The vaccine — known as MVA85A and developed by researchers at the UK-based University of Oxford — could provide another line of defence against tuberculosis (TB).


The current vaccine, Bacille Calmette-Guerin (BCG), protects against severe forms of tuberculosis, but the effect “appears to wane in adolescence”, said Martin Ota, from the Gambia’s Medical Research Council Laboratories and principal investigator for the trials in the Gambia.


BCG is also not safe to use in people with AIDS, and may not be safe to use in HIV positive people, according to Tony Hawkridge, senior clinical researcher at the South African Tuberculosis Vaccine Initiative at the University of Cape Town. This is because it is a live vaccine that can cause disease in people with weak immune systems.


The new MVA85A vaccine is used alongside BCG and uses a protein from the bacteria that causes TB — Mycobacterium tuberculosis — to activate immune cells called T cells, and boost the body’s immune response to BCG.


“Data from HIV negative adults and adolescents [in South Africa] showed that the vaccine is safe and generates very strong immune responses,” Helen McShane, a Wellcome Trust senior clinical research fellow, told SciDev.Net.
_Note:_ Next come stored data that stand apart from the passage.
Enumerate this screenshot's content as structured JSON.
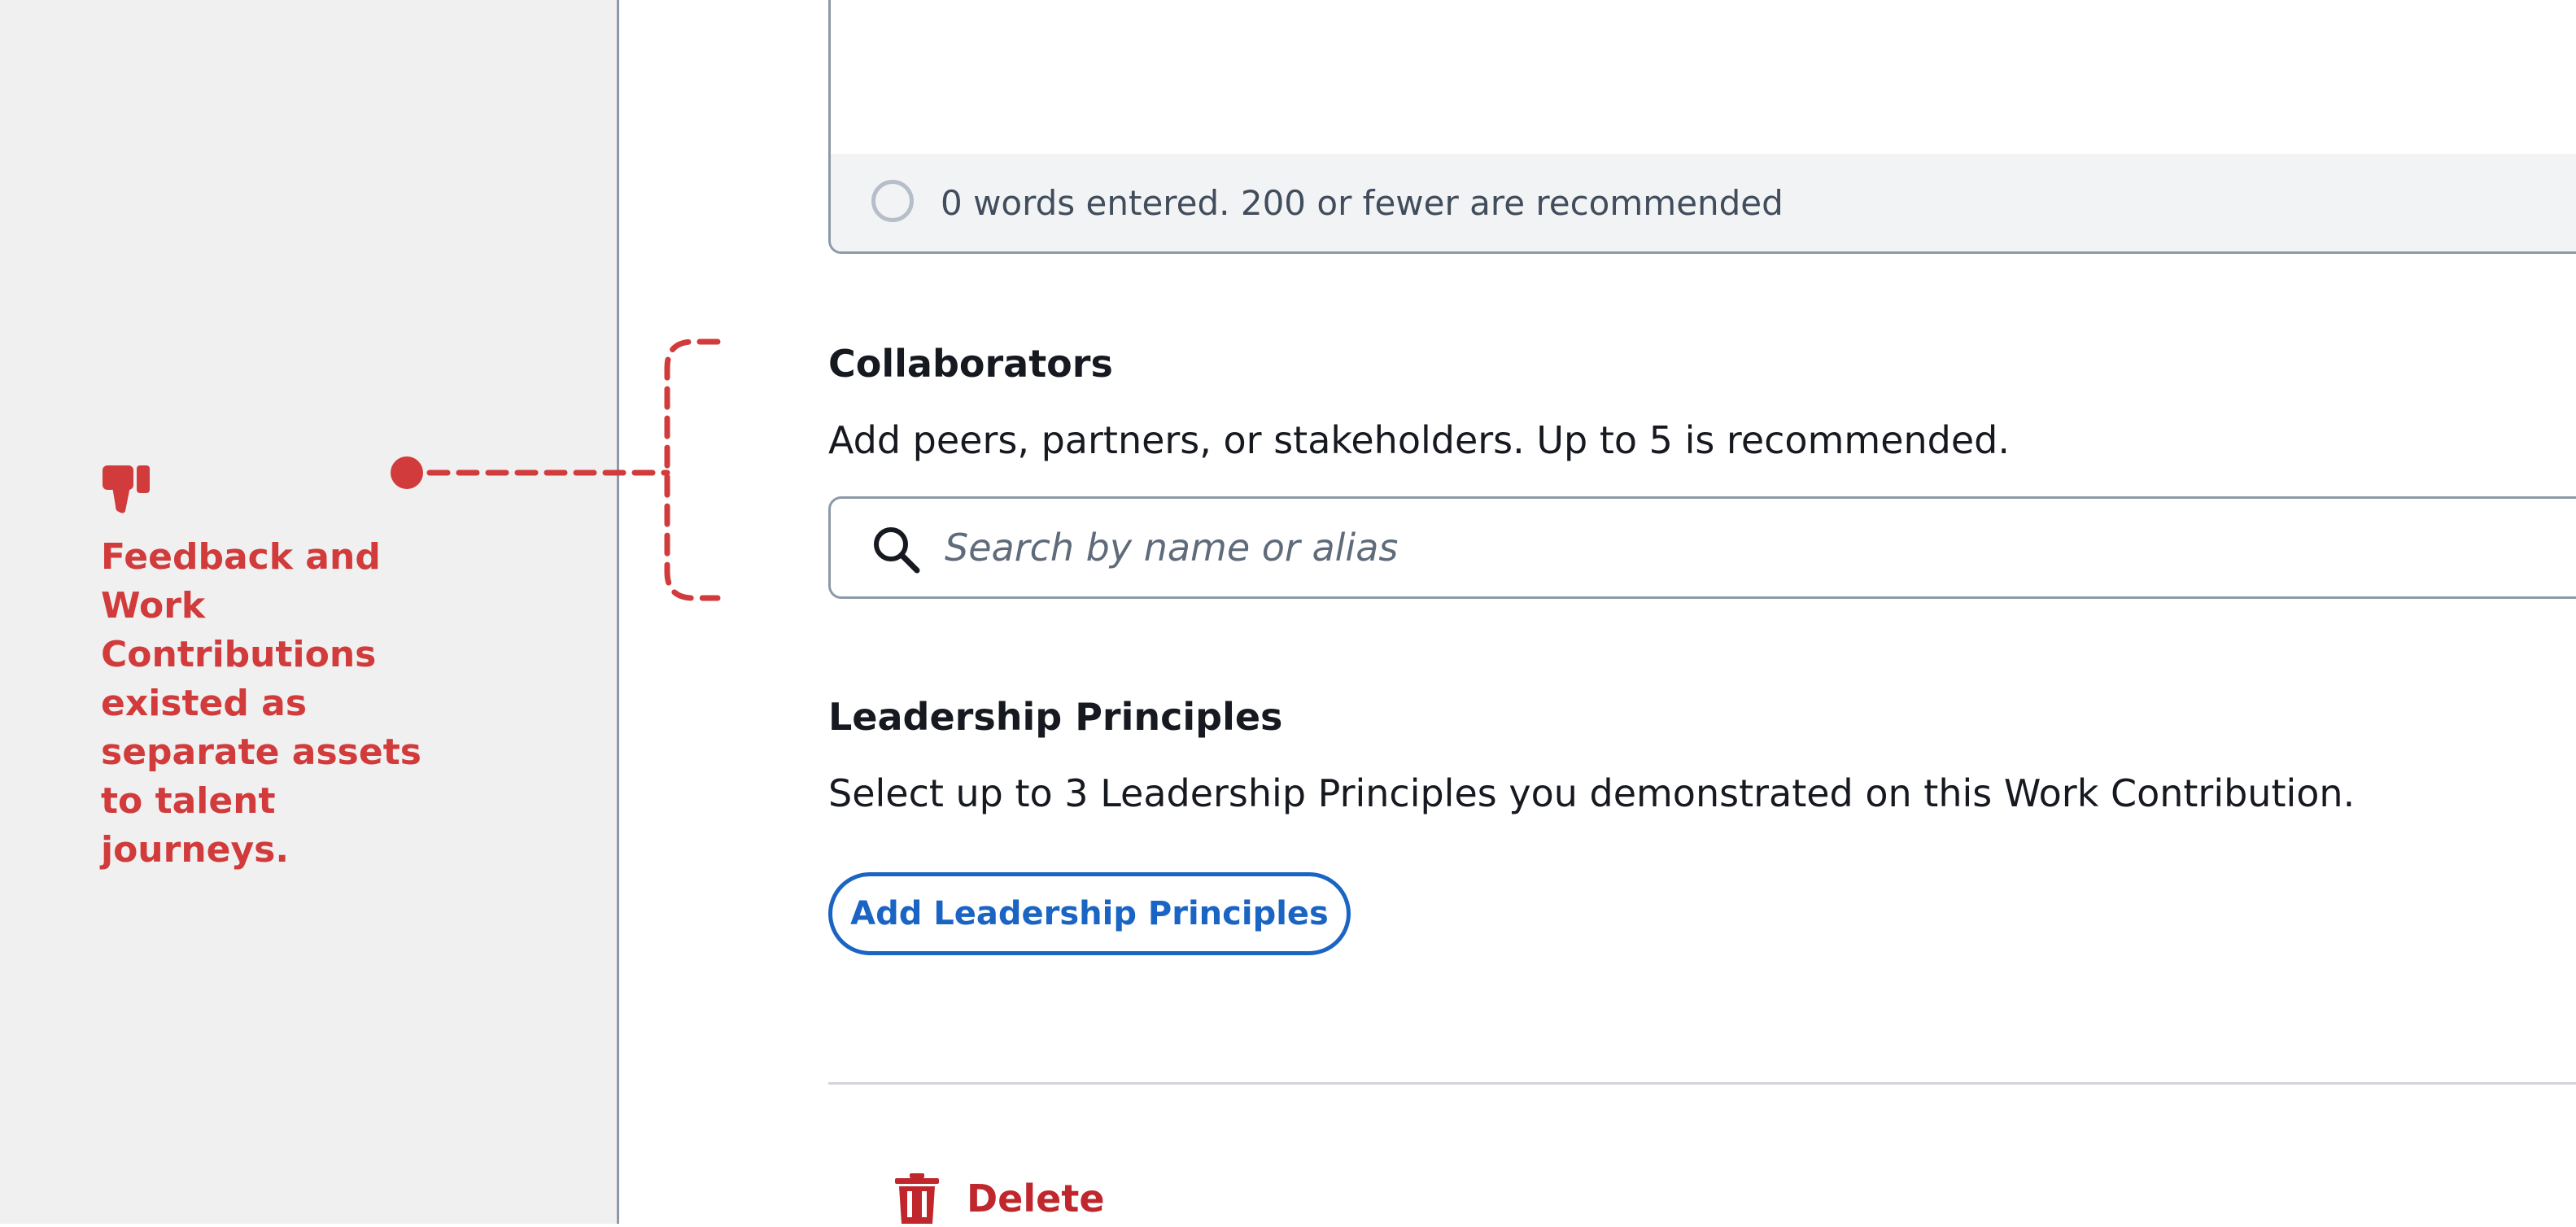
{
  "annotation": {
    "icon": "thumbs-down-icon",
    "text": "Feedback and Work Contributions existed as separate assets to talent journeys.",
    "color": "#d13b3b"
  },
  "summary_field": {
    "word_count_text": "0 words entered. 200 or fewer are recommended"
  },
  "collaborators": {
    "title": "Collaborators",
    "description": "Add peers, partners, or stakeholders. Up to 5 is recommended.",
    "search_placeholder": "Search by name or alias",
    "search_value": ""
  },
  "leadership_principles": {
    "title": "Leadership Principles",
    "description": "Select up to 3 Leadership Principles you demonstrated on this Work Contribution.",
    "add_button_label": "Add Leadership Principles"
  },
  "actions": {
    "delete_label": "Delete"
  },
  "colors": {
    "accent": "#1a64c4",
    "danger": "#c0272d",
    "annotation": "#d13b3b",
    "sidebar_bg": "#f0f0f0",
    "border": "#8d99a8"
  }
}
McShane developed the vaccine.


A phase II clinical trial began last week on infants in the Gambia, says Ota.


The researchers will study data from 471 HIV-negative four-month-old babies to determine the level of immune response it triggers at particular dosing levels and how it interacts with other vaccinations, such as those for diphtheria, pertussis (whooping cough), tetanus and Haemophilus influenzae type b (Hib), which causes pneumonia and meningitis.  
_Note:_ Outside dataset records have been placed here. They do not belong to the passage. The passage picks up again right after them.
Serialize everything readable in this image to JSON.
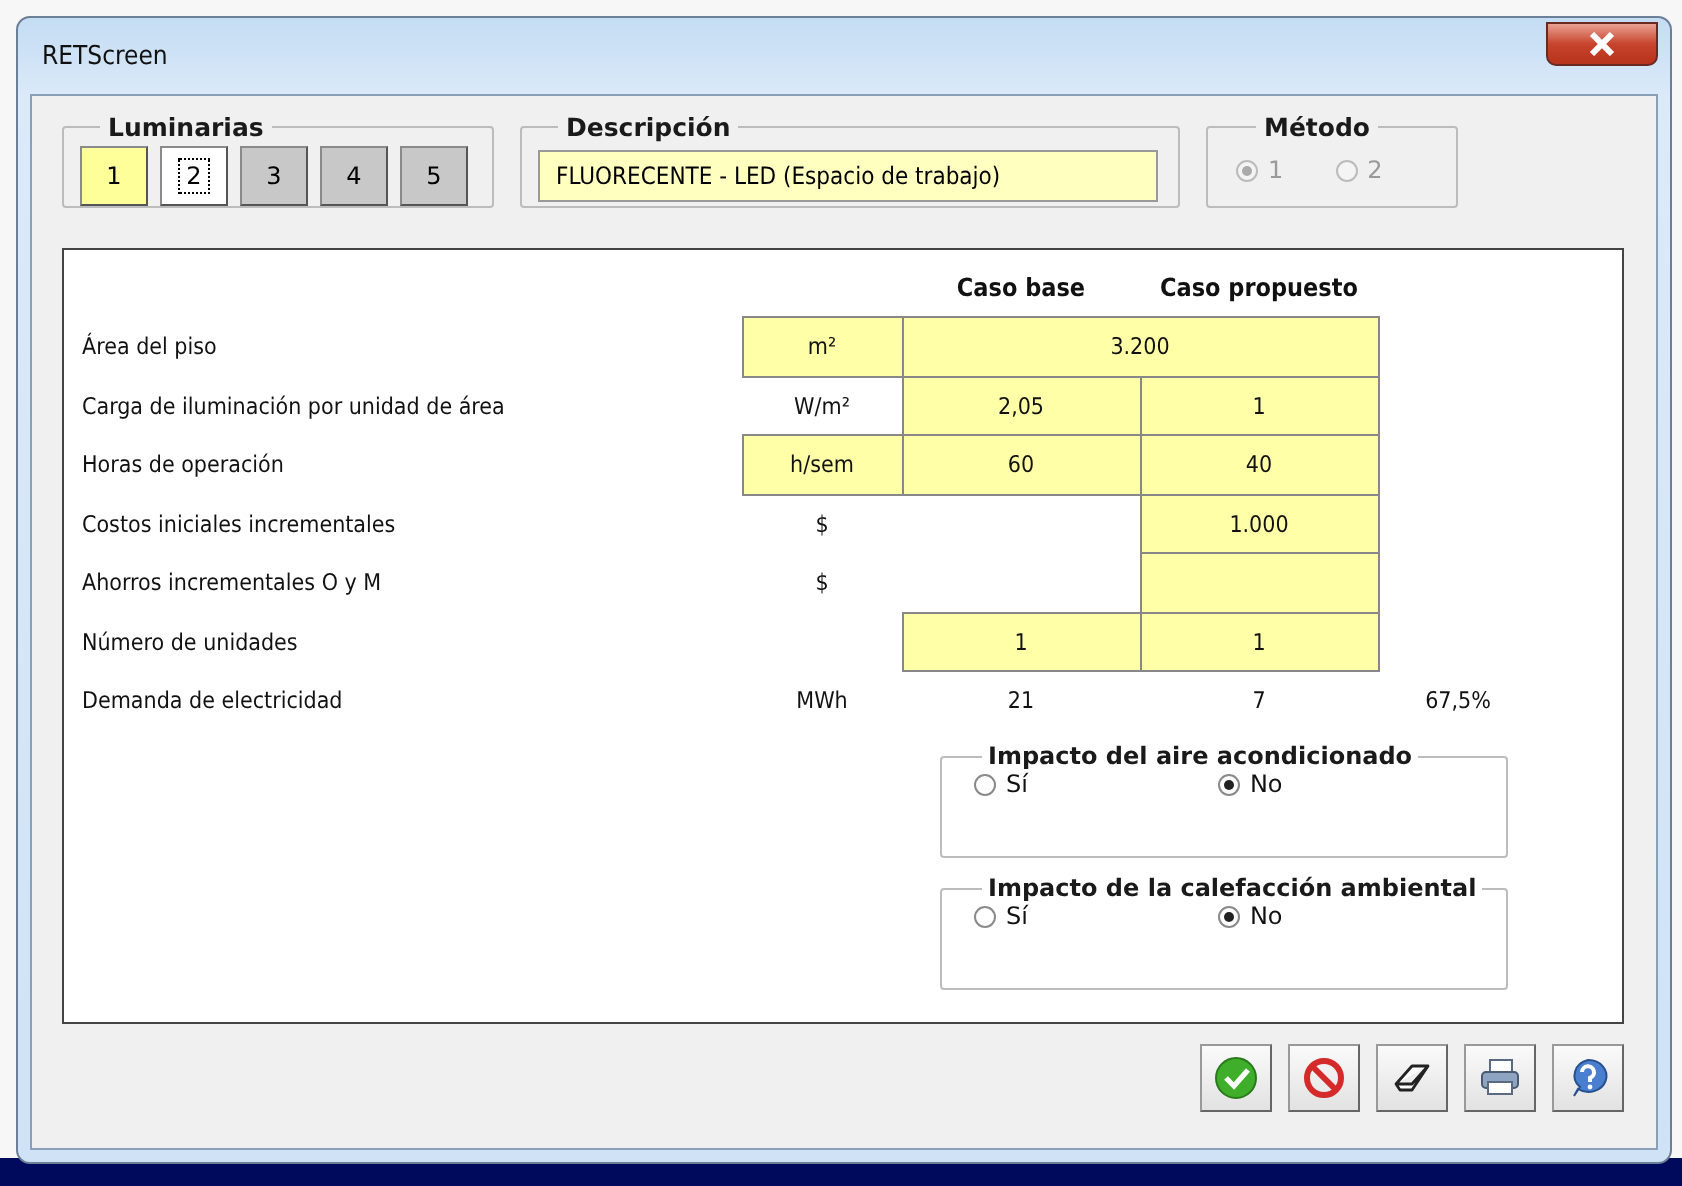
{
  "window": {
    "title": "RETScreen"
  },
  "luminarias": {
    "title": "Luminarias",
    "buttons": [
      {
        "label": "1",
        "selected": false,
        "kind": "filled"
      },
      {
        "label": "2",
        "selected": true,
        "kind": "plain"
      },
      {
        "label": "3",
        "selected": false,
        "kind": "plain"
      },
      {
        "label": "4",
        "selected": false,
        "kind": "plain"
      },
      {
        "label": "5",
        "selected": false,
        "kind": "plain"
      }
    ]
  },
  "descripcion": {
    "title": "Descripción",
    "value": "FLUORECENTE - LED (Espacio de trabajo)"
  },
  "metodo": {
    "title": "Método",
    "disabled": true,
    "options": [
      {
        "label": "1",
        "selected": true
      },
      {
        "label": "2",
        "selected": false
      }
    ]
  },
  "table": {
    "columns": [
      "",
      "Caso base",
      "Caso propuesto"
    ],
    "rows": [
      {
        "label": "Área del piso",
        "cells": [
          {
            "kind": "input",
            "text": "m²"
          },
          {
            "kind": "input-wide",
            "text": "3.200"
          },
          {
            "kind": "blank"
          }
        ]
      },
      {
        "label": "Carga de iluminación por unidad de área",
        "cells": [
          {
            "kind": "text",
            "text": "W/m²"
          },
          {
            "kind": "input",
            "text": "2,05"
          },
          {
            "kind": "input",
            "text": "1"
          },
          {
            "kind": "blank"
          }
        ]
      },
      {
        "label": "Horas de operación",
        "cells": [
          {
            "kind": "input",
            "text": "h/sem"
          },
          {
            "kind": "input",
            "text": "60"
          },
          {
            "kind": "input",
            "text": "40"
          },
          {
            "kind": "blank"
          }
        ]
      },
      {
        "label": "Costos iniciales incrementales",
        "cells": [
          {
            "kind": "text",
            "text": "$"
          },
          {
            "kind": "blank"
          },
          {
            "kind": "input",
            "text": "1.000"
          },
          {
            "kind": "blank"
          }
        ]
      },
      {
        "label": "Ahorros incrementales O y M",
        "cells": [
          {
            "kind": "text",
            "text": "$"
          },
          {
            "kind": "blank"
          },
          {
            "kind": "input"
          },
          {
            "kind": "blank"
          }
        ]
      },
      {
        "label": "Número de unidades",
        "cells": [
          {
            "kind": "blank"
          },
          {
            "kind": "input",
            "text": "1"
          },
          {
            "kind": "input",
            "text": "1"
          },
          {
            "kind": "blank"
          }
        ]
      },
      {
        "label": "Demanda de electricidad",
        "cells": [
          {
            "kind": "text",
            "text": "MWh"
          },
          {
            "kind": "text",
            "text": "21"
          },
          {
            "kind": "text",
            "text": "7"
          },
          {
            "kind": "text",
            "text": "67,5%"
          }
        ]
      }
    ]
  },
  "impacts": [
    {
      "title": "Impacto del aire acondicionado",
      "options": [
        {
          "label": "Sí",
          "selected": false
        },
        {
          "label": "No",
          "selected": true
        }
      ]
    },
    {
      "title": "Impacto de la calefacción ambiental",
      "options": [
        {
          "label": "Sí",
          "selected": false
        },
        {
          "label": "No",
          "selected": true
        }
      ]
    }
  ],
  "toolbar": [
    {
      "kind": "ok"
    },
    {
      "kind": "cancel"
    },
    {
      "kind": "erase"
    },
    {
      "kind": "print"
    },
    {
      "kind": "help"
    }
  ]
}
South African researchers are also conducting trials with HIV positive adults, as one third of the world’s HIV positive population also has TB. “The two diseases are somewhat synergistic,” says Jerald Sadoff, chief executive officer of the Aeras Global TB Vaccine Foundation. “Both are diseases of poverty; TB makes HIV worse, HIV makes TB worse.”


“If we want to eliminate the disease, we need a new vaccine,” says Sadoff. With better diagnostics and antibiotics, he says, “estimates are that a million to a million and a half lives a year could be saved. You have to use all the new tools.”

TB kills over one and a half million people a year, and 98 per cent of them are from the developing world.